I recently polled a group of friends at our weekly coffee meetup. The majority are retired, have adult children, and are all affluent (even though most would deny it). My questions focused on their adult children – their occupations, mentalities, and overall lifestyles.
As the discussion wound down, we started talking in general terms about inheritance. The majority of the group responded the same way: “They know it’s coming.” This prompted me to ask my crucial question; “Have any of your kids met with your financial advisor?”
I was met with dead silence, all looking at one another around the table. I was shocked to find that none of these future millennial millionaires has met with their parent’s financial advisor.
What does this mean for what is expected to be the greatest wealth transfer in human history? The estimates range from $30 trillion to $70 trillion transferring to younger generations in the coming years. By the time Alexandria Ocasio-Cortez turns 50, millennials will be the wealthiest generation ever. Not to mention, many of these clients’ children are wealthy in their own right and have high COI potential.
Who is going to advise them on managing their wealth? A Robo-advisor? Or… will it be you or a junior advisor on your team? It better be you and your team!
I know you’ve heard all this before, and you’re probably sick of hearing your firm broadcasting about this opportunity. Our research tells us that over 60% of affluent clients report that their financial advisor has never expressed an interest in working with their children. The same children that will become heirs of their parents’ estate and future affluent clients.
That’s not a good indicator. Too many advisors are not making an effort to put themselves in a position to capitalize on this massive transfer of wealth. So, let’s take a coaching tip from hockey’s great Wayne Gretzky — let’s skate to where the (affluent) puck is going to be.
Your task is relatively simple for veteran advisors leading wealth management teams; assign your junior advisor(s) to meet with all the children (college age or older) of your affluent clients. Many of them will not have significant assets yet, but some will, and most will eventually.
If you want to prioritize your list, look at three critical areas:
- Inheritance Potential – a measure of this person’s inheritance potential, including the parents’ assets, number of heirs, and spending habits.
- Current Income – some of your clients’ children are high-income earners already. There is a little guesswork involved here. (Sidebar: LinkedIn is a tremendous tool for finding client family members and viewing their job titles.)
- COI Potential – assessing their current ability to connect you with potential clients.

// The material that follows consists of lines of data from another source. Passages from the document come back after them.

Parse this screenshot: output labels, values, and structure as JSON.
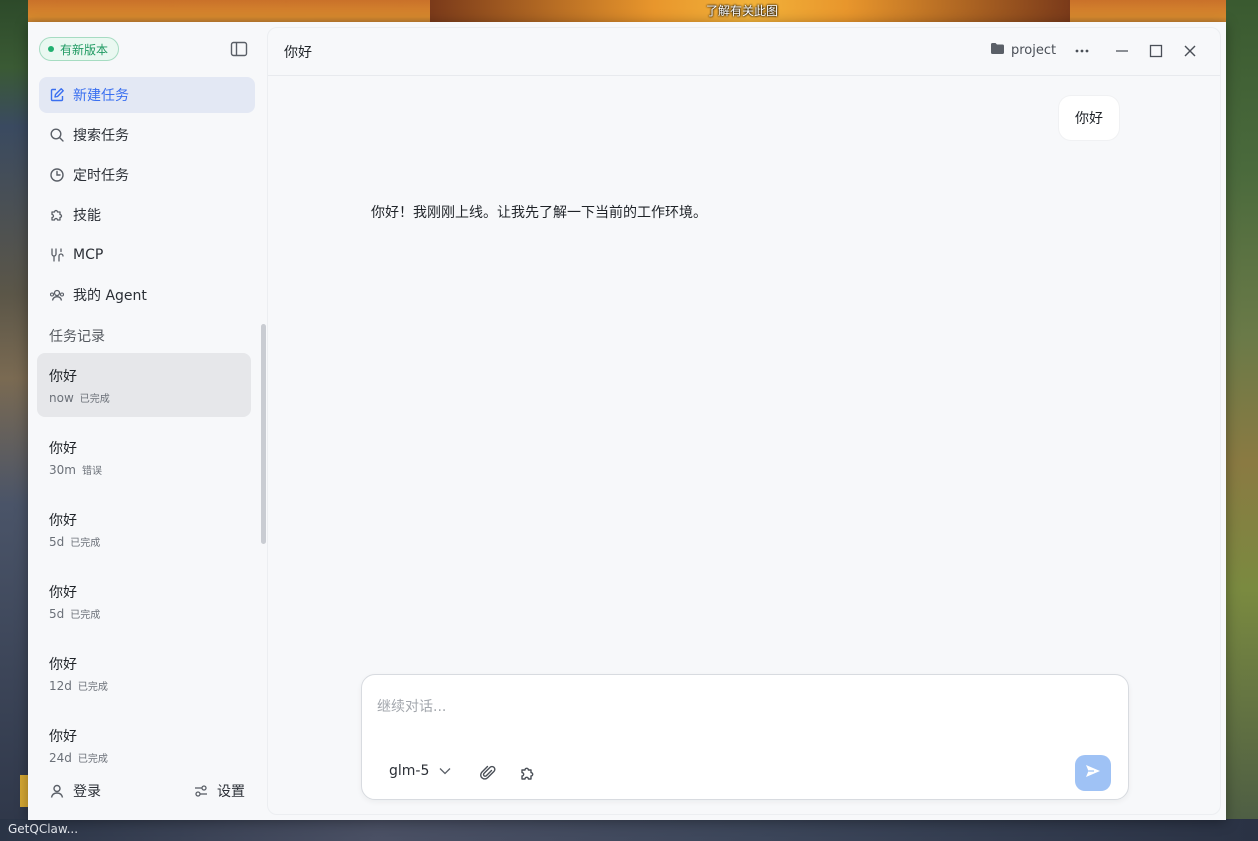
{
  "desktop": {
    "top_caption": "了解有关此图",
    "taskbar_label": "GetQClaw..."
  },
  "sidebar": {
    "update_badge": "有新版本",
    "nav": [
      {
        "label": "新建任务",
        "icon": "edit-icon",
        "active": true
      },
      {
        "label": "搜索任务",
        "icon": "search-icon"
      },
      {
        "label": "定时任务",
        "icon": "clock-icon"
      },
      {
        "label": "技能",
        "icon": "puzzle-icon"
      },
      {
        "label": "MCP",
        "icon": "plug-icon"
      },
      {
        "label": "我的 Agent",
        "icon": "agent-icon"
      }
    ],
    "history_label": "任务记录",
    "history": [
      {
        "title": "你好",
        "time": "now",
        "status": "已完成",
        "selected": true
      },
      {
        "title": "你好",
        "time": "30m",
        "status": "错误"
      },
      {
        "title": "你好",
        "time": "5d",
        "status": "已完成"
      },
      {
        "title": "你好",
        "time": "5d",
        "status": "已完成"
      },
      {
        "title": "你好",
        "time": "12d",
        "status": "已完成"
      },
      {
        "title": "你好",
        "time": "24d",
        "status": "已完成"
      }
    ],
    "footer": {
      "login": "登录",
      "settings": "设置"
    }
  },
  "header": {
    "title": "你好",
    "project": "project"
  },
  "conversation": {
    "user_message": "你好",
    "assistant_message": "你好！我刚刚上线。让我先了解一下当前的工作环境。"
  },
  "composer": {
    "placeholder": "继续对话...",
    "value": "",
    "model": "glm-5"
  },
  "colors": {
    "accent": "#3a6ff0",
    "badge_green": "#1f9a62",
    "send_button": "#9fc2f5"
  }
}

This initiative isn’t just about making money. It’s doing the right thing for your affluent clients, guiding their adult children to the best of your ability, and helping your junior advisor generate some business in the meantime. This is solidifying your legacy as an outstanding client-centric financial professional.
Go beyond simply assigning a junior advisor to this task; make it a priority. Let the parents know why and who will be contacting their children, track the activity, and make sure you’re debriefed after every next-generation meeting. We’ve even had advisors report to us that clients have asked if they could meet with the children of a close friend after a next-generation meeting.
If you’re not a Boomer advisor, you still have a tremendous opportunity, but it requires some homework. This involves identifying the next generation of affluent families in your community. While this might appear daunting at first, odds are you already know a lot of these future millionaires.
Your challenge, and opportunity, is to approach each individual as though they’re an ideal prospect — a future affluent client. Granted, many might not yet qualify, but it’s important to remember that your overall objective is to make a connection.
Much like a farmer, you’re planting seeds, fertilizing them, and preparing for a BIG harvest. This is the opportunity for financial advisors who are willing to keep skating to where the assets are going to be.